Une guerre en entraînant une autre, les tensions s'accentuèrent et un conflit ouvert éclata entre Dorne et ceux qu'il appelait dans sa jeunesse, les "soldats à la Fleur d'Or", premier rempart contre ces derniers,
les Météores. Le théâtre d'une boucherie, un massacre auxquels nuls des Sudiens n'étaient préparé, pas même l’Épée du Matin. L'issue de cet affrontement est connu de tous, la reddition des
Météores, le suicide d'Enguerrand. Tous sauf Robert, inconscient lors de ces évènements, victime d'une blessure aggravée à la tête. La disparition de son frère le marqua profondément, le seul membre vivant de sa famille qui ne l'avait jamais vraiment jugé, qui avait toujours essayé de le comprendre, même quand il ne le pouvait pas, celui qui était plus sage qu'il ne le serait jamais. Il garda une grande rancœur envers le Bief, souhaitant directement reprendre les armes pour venger la disparition d'
Enguerrand, son dernier frère restant vint à bout de sa colère, sa démesure et son esprit vengeur. Finalement, le redoutable guerrier n'aura essuyé que de revers, malgré ses prouesses, qui n'auront de cesse de renforcer sa volonté de laisser un héritage historique, une marque de son passage pour les siècles à venir, à l'image des héros de son enfance. Les quelques hommes qui survécurent au massacre se rappelle toutefois des paroles de celui qui se tint devant eux, quelques instants avant que les lames des bieffois ne transpercent leurs chairs.

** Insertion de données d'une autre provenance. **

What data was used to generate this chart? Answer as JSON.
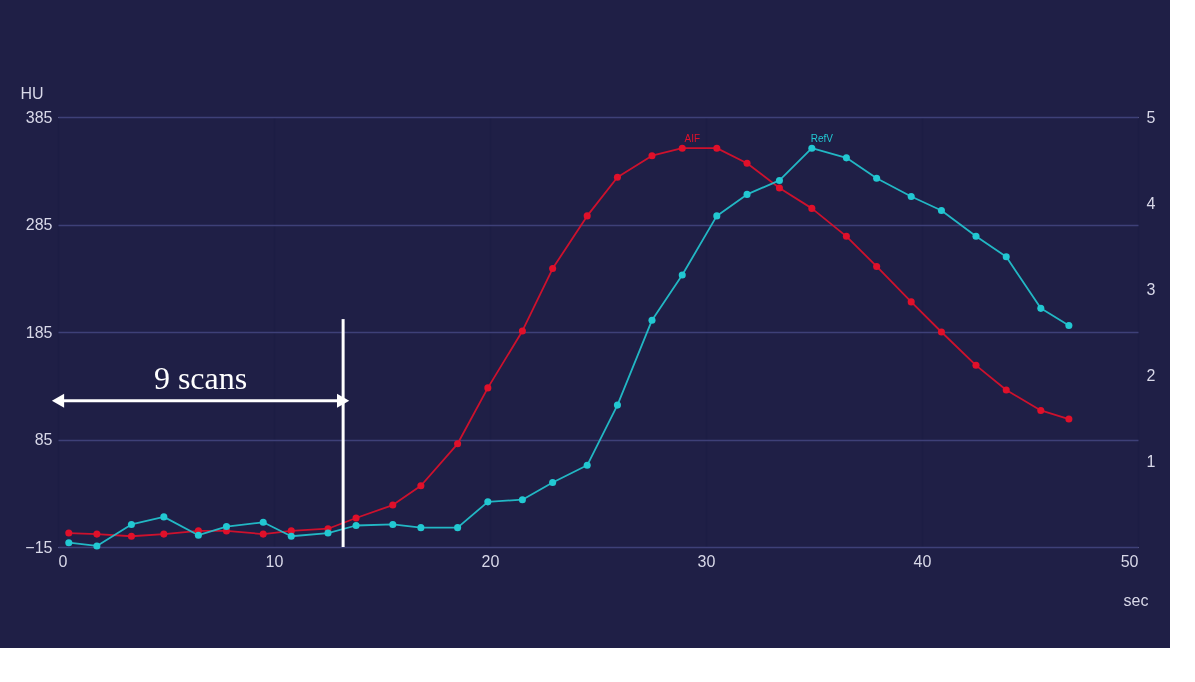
{
  "chart_data": {
    "type": "line",
    "xlabel": "sec",
    "ylabel": "HU",
    "x": [
      0.5,
      1.8,
      3.4,
      4.9,
      6.5,
      7.8,
      9.5,
      10.8,
      12.5,
      13.8,
      15.5,
      16.8,
      18.5,
      19.9,
      21.5,
      22.9,
      24.5,
      25.9,
      27.5,
      28.9,
      30.5,
      31.9,
      33.4,
      34.9,
      36.5,
      37.9,
      39.5,
      40.9,
      42.5,
      43.9,
      45.5,
      46.8
    ],
    "series": [
      {
        "name": "AIF",
        "color": "#e0102a",
        "values": [
          -2,
          -3,
          -5,
          -3,
          0,
          0,
          -3,
          0,
          2,
          12,
          24,
          42,
          81,
          133,
          186,
          244,
          293,
          329,
          349,
          356,
          356,
          342,
          319,
          300,
          274,
          246,
          213,
          185,
          154,
          131,
          112,
          104
        ]
      },
      {
        "name": "RefV",
        "color": "#22c8d2",
        "values": [
          -11,
          -14,
          6,
          13,
          -4,
          4,
          8,
          -5,
          -2,
          5,
          6,
          3,
          3,
          27,
          29,
          45,
          61,
          117,
          196,
          238,
          293,
          313,
          326,
          356,
          347,
          328,
          311,
          298,
          274,
          255,
          207,
          191
        ]
      }
    ],
    "xlim": [
      0,
      50
    ],
    "xticks": [
      0,
      10,
      20,
      30,
      40,
      50
    ],
    "ylim": [
      -15,
      385
    ],
    "yticks": [
      -15,
      85,
      185,
      285,
      385
    ],
    "y2lim": [
      0,
      5
    ],
    "y2ticks": [
      1,
      2,
      3,
      4,
      5
    ],
    "ref_lines": [
      {
        "axis": "x",
        "value": 13.2,
        "label": null,
        "color": "#ffffff"
      }
    ],
    "annotations": [
      "9 scans"
    ],
    "grid": true,
    "legend": false,
    "marker": "circle",
    "line_style": "solid"
  }
}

"Je suis là, avec vous, et je ne suis plus votre seigneur
Nous sommes frères, nous avons le même père qu'est la guerre
Nous avons la même mère qu'est notre patrie
Je ne vous promet pas une existence bien longue, et si nous survivons, rentrez chez vous faire l'amour à vos femmes, car vous n'en aurez peut être plus l'occasion
Et quand vos enfants, et les enfants de vos enfants prononceront votre nom
Alors la terre tremblera et le monde saura
Il n'osera plus le prononcer par peur de subir votre courroux
Partout où nous irons, notre nom fera office d'une présage funeste
Tenez vous à mes côtés et je vous promets que
Les récits de nos exploits traverseront les villes et les âges
Et résonneront jusqu'aux latrines des Dieux
Tenez vous à mes côtés, furies des Météores."